F-35A melakukan serangan udara menggunakan rudal Joint Direct Attack Munition untuk menyerang jaringan terowongan ISIS yang sudah tertanam, dan AS meluncurkan amunisi jauh ke dalam Pegunungan Hamrin, sebuah lokasi yang dapat mengancam pasukan Irak dan Sekutu.

Informasi lebih lanjut tentang serangan udara tersebut, termasuk apakah serangan itu berhasil, tidak disebutkan dalam laporan.

Serangan udara menggunakan F-35A telah banyak diantisipasi selama berminggu-minggu, setelah Angkatan Udara AS mengerahkan jet tempur ke Pangkalan Udara Al Dhafra di Uni Emirat Arab pada tanggal 15 April.
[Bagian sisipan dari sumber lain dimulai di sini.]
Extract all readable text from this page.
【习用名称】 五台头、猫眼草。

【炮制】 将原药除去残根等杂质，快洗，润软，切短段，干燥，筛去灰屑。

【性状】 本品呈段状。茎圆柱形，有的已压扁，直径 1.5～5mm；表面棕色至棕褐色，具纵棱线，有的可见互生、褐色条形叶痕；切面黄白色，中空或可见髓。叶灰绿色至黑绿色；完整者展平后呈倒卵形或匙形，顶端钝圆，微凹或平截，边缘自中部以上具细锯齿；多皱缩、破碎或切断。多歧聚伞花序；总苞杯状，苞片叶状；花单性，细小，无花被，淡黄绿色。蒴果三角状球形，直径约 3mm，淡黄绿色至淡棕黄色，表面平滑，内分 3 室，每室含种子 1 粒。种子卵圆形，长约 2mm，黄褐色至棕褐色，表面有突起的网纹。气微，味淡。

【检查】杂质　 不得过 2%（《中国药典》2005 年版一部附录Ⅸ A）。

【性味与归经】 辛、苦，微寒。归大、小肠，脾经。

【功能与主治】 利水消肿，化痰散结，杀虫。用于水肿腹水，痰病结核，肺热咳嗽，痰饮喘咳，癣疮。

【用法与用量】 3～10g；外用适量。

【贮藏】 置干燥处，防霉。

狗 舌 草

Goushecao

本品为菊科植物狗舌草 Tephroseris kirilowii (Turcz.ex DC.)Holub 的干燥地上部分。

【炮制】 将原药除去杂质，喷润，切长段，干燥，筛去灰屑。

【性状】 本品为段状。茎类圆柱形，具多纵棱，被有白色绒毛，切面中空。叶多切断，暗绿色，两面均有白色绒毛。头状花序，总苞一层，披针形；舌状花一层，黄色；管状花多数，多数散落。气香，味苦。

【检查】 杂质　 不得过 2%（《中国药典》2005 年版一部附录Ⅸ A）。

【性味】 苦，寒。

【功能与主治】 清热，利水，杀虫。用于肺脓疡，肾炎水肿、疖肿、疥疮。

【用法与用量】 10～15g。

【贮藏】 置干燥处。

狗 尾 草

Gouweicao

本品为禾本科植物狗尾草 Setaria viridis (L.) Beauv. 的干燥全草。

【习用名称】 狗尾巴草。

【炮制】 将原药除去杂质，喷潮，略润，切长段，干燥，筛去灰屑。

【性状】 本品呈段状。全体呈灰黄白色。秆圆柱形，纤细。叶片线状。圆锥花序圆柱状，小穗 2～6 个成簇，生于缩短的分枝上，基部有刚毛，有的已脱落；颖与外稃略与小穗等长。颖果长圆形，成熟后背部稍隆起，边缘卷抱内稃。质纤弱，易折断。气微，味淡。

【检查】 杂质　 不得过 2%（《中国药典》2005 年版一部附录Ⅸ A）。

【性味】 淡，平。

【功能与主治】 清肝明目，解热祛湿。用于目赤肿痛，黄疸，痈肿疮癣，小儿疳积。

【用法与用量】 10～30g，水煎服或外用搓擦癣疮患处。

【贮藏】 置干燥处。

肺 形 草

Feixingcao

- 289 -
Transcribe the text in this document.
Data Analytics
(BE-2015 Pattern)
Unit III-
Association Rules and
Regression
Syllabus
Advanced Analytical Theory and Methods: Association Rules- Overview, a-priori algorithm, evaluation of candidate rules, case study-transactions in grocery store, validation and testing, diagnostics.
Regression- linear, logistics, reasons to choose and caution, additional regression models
Angkatan Udara AS belum menentukan berapa banyak F-35 yang sekarang beroperasi di Timur Tengah, tetapi semua jet tempur berasal dari Skuadron 388 dan Skuadron 419 yang bermarkas di Hill Air Force Base, Utah.

Siluman F-35 buatan Lockheed Martin, adalah jet tempur terbaru militer AS. Program ini telah mengalami pembengkakan biaya dan kemunduran jadwal sejak dimulai sekitar 20 tahun yang lalu, dan Kantor Akuntabilitas Pemerintah memperkirakan bahwa program tersebut akan menelan biaya lebih dari US$ 1 triliun selama masa pakainya.

Teknisi dan operator F-35 yang dikerahkan ke Al Dhafra memuji kecangihan suite sensor dan komputer yang dimiliki F-35. Kecanggihan F-35 memungkinkan tim untuk mengumpulkan, memadukan, dan mendapatkan begitu banyak informasi, menjadikan F-35 lebih bersahabat bagi pesawat teman namun mematikan bagi musuh-musuhnya.